Publié le 05 janvier 2010 par Jean-Philippe Immarigeon

Préface à Irak, terre mercenaire, de Georges-Henri Bricet des Vallons, Editions Favre, à paraître le 14 janvier 2010

America at War ! Ce slogan apparu en bandeau sur les écrans des télévisions américaines dans l’après-midi du 11 septembre 2001, n’a pas été la fracture que l’on se plait à penser. L’Amérique a toujours été en guerre, s’est toujours pensée en guerre, et ne se justifie à elle-même, depuis les Pilgrims du Mayflower fuyant une Europe humaniste devenue insupportable à tous ceux qui abhorrent le libre-arbitre, que comme le continent du refuge et du retranchement des horreurs du monde, la seconde terre promise, la nouvelle Jérusalem. Ce que je viens d’écrire l’a déjà maintes fois été, et peut se survoler comme une introduction d’usage, plaisante et convenue, une manière de lancer le sujet. Eh bien non, et c’est là l’erreur commise depuis que nous nous confrontons à cette nation adulée ou détestée : le sujet est tout entier dans ces mots qui ne sont pas qu’une simple formule. L’Amérique est en guerre parce que l’Amérique est une guerre.

D’où vient-elle ? De la peur de l’Autre, du besoin de s’inventer un ennemi, de cette identité qui ne s’exprime que par la différence d’avec le reste du monde (Rest of the World) qui prend la forme de la négation de tout ce qui n’est pas américain ? Là encore ceci a été étudié. La guerre fut pour nous une question de survie et de conquête d’espace vital. Pour l’Amérique, une fois l’extermination des primo-occupants accomplie, elle reste la nécessité de tenir le Mal loin de son île-continent. Ce Mal est protéiforme : franco-canadien, indien, mexicain, allemand, japonais, soviétique, palestinien, irakien, taliban, nord-coréen et de nouveau, lors de la crise onusienne de 2003, français ; et dans le même temps martien, cyclonique ou grippal. La guerre américaine est prophylactique.

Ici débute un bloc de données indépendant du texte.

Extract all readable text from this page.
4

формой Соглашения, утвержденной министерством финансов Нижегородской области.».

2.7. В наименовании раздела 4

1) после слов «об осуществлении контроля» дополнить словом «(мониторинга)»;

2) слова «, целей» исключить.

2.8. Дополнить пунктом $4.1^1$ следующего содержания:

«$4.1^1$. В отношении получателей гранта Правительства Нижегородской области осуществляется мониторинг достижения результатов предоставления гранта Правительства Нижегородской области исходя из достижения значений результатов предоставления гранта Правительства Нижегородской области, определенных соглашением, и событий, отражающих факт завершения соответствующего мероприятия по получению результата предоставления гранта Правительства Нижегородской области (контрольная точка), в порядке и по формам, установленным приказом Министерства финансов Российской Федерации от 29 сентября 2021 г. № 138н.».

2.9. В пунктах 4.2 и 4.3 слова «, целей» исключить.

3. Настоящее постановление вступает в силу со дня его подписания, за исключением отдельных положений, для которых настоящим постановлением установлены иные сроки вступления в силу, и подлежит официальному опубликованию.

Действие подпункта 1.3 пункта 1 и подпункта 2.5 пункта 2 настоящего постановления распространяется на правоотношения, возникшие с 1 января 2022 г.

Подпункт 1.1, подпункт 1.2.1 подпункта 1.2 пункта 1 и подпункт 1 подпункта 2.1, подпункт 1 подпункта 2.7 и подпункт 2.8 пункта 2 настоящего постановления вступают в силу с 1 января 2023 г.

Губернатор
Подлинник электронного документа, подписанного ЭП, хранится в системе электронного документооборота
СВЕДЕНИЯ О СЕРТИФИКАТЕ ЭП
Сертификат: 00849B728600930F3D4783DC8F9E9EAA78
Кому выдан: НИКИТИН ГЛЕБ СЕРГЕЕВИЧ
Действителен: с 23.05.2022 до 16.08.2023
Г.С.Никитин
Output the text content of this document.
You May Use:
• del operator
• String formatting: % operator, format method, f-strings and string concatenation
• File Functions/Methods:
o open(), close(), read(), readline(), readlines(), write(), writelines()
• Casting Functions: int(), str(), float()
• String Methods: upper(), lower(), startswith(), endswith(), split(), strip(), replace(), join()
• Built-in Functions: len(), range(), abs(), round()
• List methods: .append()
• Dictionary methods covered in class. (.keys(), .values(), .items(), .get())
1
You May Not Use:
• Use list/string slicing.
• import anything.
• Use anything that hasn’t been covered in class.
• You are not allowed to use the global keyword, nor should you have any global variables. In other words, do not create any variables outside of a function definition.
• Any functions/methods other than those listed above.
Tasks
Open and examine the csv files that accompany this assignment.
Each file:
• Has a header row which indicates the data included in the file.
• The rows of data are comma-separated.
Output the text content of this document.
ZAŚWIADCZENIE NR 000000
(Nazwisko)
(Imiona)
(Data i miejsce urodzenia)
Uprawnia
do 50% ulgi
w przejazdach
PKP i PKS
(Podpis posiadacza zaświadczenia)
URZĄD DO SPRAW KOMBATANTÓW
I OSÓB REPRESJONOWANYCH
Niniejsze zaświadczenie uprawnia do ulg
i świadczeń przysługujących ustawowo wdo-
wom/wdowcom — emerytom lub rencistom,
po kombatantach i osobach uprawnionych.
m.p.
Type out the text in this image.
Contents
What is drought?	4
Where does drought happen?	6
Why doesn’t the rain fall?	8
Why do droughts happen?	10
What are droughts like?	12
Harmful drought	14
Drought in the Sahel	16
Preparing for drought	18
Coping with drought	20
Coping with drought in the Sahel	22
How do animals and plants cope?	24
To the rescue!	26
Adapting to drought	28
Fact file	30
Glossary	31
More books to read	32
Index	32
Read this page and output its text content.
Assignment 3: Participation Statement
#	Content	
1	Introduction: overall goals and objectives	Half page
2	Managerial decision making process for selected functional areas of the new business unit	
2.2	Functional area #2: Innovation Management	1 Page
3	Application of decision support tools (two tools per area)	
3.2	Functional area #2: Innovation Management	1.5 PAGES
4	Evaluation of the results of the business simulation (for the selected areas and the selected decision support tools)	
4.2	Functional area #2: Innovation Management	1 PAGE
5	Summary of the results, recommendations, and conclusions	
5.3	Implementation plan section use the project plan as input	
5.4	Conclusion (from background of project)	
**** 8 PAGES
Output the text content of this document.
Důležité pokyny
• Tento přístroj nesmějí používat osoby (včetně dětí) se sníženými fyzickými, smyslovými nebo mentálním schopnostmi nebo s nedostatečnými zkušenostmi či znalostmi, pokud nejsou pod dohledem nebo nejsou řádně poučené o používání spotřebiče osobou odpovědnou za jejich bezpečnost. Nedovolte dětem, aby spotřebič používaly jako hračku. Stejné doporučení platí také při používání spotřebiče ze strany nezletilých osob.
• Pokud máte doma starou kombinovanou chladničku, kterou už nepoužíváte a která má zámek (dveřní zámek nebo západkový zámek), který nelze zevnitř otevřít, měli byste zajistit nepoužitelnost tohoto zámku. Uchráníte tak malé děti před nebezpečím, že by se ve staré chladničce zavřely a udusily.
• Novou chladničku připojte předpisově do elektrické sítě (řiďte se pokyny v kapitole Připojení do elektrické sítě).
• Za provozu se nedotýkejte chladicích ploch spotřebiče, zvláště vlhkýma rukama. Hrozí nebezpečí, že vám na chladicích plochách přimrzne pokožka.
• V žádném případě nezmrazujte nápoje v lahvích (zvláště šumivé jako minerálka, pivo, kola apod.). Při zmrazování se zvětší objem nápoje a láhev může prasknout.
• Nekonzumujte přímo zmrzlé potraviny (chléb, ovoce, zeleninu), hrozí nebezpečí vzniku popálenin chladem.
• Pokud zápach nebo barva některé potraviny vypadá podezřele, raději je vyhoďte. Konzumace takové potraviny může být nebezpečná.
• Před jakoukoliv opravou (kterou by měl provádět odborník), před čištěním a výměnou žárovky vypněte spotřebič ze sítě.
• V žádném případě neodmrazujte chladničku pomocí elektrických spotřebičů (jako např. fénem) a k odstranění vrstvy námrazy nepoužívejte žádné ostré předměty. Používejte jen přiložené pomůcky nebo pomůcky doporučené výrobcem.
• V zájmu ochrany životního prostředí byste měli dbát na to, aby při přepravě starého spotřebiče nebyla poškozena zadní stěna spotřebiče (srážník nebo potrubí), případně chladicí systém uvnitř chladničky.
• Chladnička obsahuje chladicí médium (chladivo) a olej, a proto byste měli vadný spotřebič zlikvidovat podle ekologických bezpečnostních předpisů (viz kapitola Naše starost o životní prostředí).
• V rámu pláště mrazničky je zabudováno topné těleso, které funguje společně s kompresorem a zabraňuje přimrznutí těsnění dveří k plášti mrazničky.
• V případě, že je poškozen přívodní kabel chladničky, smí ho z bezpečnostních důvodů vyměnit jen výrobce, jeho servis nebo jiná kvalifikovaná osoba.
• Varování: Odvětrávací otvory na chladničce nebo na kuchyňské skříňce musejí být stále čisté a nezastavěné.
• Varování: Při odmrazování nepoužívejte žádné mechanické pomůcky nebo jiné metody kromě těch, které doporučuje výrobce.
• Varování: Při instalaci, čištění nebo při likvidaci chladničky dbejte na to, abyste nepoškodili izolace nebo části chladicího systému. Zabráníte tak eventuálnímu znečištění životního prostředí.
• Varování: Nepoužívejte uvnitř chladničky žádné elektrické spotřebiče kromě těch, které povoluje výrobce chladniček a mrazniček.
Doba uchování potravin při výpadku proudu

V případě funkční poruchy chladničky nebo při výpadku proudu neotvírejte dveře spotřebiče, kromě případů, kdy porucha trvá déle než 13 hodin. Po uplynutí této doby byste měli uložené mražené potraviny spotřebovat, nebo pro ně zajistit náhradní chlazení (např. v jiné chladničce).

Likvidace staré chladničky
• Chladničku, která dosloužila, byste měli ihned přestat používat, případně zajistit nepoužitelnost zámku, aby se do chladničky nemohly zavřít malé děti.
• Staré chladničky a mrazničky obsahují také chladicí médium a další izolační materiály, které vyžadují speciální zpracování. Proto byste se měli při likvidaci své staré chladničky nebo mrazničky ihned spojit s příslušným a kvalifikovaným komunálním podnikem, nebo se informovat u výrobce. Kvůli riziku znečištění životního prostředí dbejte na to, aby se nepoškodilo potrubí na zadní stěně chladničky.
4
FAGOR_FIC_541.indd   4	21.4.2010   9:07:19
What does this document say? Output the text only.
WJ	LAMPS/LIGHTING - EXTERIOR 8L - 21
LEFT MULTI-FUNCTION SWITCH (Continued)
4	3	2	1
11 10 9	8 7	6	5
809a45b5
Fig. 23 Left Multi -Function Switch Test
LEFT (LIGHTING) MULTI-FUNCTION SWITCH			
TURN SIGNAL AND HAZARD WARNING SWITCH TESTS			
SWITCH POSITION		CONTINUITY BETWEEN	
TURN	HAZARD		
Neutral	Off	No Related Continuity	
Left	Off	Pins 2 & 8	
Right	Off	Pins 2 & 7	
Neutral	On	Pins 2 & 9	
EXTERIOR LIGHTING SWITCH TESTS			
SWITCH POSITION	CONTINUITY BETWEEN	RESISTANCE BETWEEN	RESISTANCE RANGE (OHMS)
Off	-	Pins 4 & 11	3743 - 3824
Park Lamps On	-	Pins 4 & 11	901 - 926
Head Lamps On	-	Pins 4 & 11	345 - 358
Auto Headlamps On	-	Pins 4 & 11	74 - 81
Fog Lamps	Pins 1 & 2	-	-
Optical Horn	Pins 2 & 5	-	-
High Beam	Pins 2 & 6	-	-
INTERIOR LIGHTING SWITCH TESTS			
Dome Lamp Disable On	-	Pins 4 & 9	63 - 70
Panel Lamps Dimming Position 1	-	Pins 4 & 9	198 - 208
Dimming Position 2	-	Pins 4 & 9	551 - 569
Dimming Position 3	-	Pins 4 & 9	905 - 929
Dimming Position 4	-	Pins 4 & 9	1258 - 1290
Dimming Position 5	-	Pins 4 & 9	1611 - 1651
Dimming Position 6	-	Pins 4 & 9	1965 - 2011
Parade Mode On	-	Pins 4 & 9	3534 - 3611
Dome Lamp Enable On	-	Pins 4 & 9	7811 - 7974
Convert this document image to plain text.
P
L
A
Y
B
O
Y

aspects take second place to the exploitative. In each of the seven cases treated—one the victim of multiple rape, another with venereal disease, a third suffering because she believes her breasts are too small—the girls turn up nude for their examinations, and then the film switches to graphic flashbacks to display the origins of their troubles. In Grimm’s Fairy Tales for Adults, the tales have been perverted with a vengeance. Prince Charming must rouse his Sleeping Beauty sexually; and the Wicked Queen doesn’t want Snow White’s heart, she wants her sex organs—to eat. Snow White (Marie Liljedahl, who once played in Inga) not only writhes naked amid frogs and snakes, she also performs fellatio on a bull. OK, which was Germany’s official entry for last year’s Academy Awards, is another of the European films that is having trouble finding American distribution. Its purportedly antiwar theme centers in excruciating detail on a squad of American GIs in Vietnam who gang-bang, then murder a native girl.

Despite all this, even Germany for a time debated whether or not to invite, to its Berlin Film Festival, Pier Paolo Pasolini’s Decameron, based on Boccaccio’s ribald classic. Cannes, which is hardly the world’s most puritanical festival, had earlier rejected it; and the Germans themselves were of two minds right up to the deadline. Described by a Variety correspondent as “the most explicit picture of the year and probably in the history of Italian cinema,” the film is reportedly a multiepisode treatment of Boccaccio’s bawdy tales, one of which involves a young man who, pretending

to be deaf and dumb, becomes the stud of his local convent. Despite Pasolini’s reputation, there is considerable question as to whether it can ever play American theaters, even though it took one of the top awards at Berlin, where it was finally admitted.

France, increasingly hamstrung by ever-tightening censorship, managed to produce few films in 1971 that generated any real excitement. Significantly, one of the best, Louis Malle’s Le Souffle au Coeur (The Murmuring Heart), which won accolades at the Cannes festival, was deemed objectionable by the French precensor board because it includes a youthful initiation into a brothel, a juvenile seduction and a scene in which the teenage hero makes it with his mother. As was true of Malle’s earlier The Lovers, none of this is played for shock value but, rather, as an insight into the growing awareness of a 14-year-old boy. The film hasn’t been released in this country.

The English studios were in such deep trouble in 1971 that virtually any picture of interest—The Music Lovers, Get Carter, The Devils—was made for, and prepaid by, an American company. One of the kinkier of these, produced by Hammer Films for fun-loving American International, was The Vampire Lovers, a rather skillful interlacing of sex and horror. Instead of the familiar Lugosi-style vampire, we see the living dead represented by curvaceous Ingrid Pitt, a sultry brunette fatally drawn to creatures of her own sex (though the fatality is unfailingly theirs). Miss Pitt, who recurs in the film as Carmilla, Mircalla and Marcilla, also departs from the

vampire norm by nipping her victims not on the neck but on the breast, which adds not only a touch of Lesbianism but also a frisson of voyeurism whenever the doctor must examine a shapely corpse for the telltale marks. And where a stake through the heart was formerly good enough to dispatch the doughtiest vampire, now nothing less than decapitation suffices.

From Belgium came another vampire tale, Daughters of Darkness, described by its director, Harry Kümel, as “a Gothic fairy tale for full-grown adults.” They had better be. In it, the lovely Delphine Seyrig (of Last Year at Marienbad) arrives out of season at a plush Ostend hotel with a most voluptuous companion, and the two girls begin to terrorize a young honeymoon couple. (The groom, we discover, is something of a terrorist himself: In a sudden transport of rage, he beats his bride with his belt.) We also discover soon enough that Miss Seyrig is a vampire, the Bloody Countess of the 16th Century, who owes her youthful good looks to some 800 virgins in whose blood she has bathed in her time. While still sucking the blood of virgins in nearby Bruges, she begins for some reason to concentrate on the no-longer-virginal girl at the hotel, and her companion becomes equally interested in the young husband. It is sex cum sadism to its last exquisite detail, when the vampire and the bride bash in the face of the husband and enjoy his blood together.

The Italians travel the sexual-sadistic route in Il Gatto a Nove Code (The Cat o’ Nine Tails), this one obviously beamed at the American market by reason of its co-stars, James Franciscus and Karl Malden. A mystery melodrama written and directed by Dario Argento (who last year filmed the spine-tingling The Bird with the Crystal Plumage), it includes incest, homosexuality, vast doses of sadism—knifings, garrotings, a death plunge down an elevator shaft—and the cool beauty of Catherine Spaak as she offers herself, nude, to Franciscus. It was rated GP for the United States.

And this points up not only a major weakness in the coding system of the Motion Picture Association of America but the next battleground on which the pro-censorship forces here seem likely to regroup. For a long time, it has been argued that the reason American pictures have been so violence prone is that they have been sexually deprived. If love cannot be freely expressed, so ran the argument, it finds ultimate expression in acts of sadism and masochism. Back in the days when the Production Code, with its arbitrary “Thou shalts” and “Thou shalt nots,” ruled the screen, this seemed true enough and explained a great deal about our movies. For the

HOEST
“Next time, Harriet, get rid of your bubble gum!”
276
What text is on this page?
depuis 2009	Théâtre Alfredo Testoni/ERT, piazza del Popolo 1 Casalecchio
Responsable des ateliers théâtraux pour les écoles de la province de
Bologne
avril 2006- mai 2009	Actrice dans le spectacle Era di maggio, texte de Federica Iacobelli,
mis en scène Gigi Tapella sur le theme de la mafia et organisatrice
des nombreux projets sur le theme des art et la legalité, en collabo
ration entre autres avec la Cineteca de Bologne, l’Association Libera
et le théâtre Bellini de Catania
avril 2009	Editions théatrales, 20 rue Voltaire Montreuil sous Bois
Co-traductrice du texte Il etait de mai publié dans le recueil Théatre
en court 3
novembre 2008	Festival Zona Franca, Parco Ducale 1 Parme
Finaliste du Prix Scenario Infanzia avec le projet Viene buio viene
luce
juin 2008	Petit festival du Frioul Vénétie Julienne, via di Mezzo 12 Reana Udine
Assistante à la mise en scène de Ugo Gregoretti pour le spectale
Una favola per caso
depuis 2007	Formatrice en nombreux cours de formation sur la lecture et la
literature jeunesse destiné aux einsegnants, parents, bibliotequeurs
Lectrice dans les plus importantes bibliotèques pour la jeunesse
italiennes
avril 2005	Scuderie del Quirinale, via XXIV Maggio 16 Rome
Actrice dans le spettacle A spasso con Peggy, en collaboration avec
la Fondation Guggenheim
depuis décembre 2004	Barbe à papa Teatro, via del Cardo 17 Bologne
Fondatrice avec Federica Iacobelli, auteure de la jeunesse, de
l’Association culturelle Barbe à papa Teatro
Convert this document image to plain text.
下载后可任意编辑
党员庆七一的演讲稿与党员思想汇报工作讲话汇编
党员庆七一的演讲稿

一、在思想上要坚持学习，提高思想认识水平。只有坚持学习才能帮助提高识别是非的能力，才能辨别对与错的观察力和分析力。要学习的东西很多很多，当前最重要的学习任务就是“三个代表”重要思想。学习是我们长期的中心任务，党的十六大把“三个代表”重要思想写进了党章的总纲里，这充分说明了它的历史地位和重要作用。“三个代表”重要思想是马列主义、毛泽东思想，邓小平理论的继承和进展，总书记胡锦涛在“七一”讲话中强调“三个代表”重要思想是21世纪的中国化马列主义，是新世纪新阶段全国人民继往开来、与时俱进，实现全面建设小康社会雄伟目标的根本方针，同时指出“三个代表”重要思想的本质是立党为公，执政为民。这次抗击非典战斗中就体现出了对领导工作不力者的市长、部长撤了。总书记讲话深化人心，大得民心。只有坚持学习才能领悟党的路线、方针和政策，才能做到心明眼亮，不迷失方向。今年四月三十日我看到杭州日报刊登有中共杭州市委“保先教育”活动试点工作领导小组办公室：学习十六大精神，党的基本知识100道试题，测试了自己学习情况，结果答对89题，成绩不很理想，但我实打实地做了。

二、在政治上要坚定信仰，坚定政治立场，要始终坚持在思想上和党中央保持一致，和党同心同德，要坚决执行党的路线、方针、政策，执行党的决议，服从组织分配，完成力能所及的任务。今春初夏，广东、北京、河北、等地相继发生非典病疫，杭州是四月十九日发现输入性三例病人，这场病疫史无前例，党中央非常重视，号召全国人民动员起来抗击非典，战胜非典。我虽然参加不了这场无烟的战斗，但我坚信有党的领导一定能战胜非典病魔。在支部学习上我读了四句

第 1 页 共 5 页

On répète que l’Américain n’aime pas la guerre mais qu’il se complait dans la violence de tous les instants, criminelle, sociale, politique voire institutionnelle. Aucun paradoxe à cela : la guerre n’est pas simplement cette figure de style hobbésienne invoquée lorsqu’il s’agit de décrire une société dont la violence intrinsèque stupéfie un Européen. La guerre c’est le fait d’aller tuer son prochain, c’est la friction très concrète et très dérangeante avec l’Autre, qu’on l’agresse ou qu’il vous occupe. Qu’est-ce que cela signifie pour une nation qui n’a jamais été envahie, sauf par l’ancien colonisateur lors de la guerre de 1812 appelée seconde guerre d’Indépendance – comme si l’idée d’une invasion du territoire était obscène ? L’Américain ne sait pas ce que voir défiler les panzers sur les Champs-Elysées veut dire, il n’a pas dans ses manuels d’histoire la photo d’un Hitler devant la Tour Eiffel, il ne peut même pas l’imaginer. Et il ne cultive pas le culte des résistants sacrifiés à la liberté de leur pays. Il serait bien en peine de le faire : les historiens britanniques et canadiens insistent sur le fait que si les Insurgents ne parvinrent pas à bouter les Habits Rouges et les mercenaires Hessois du roi d’Angleterre et ne durent leur liberté qu’aux régiments et aux vaisseaux du roi de France, c’est qu’ils n’étaient pas prêts à en payer le prix.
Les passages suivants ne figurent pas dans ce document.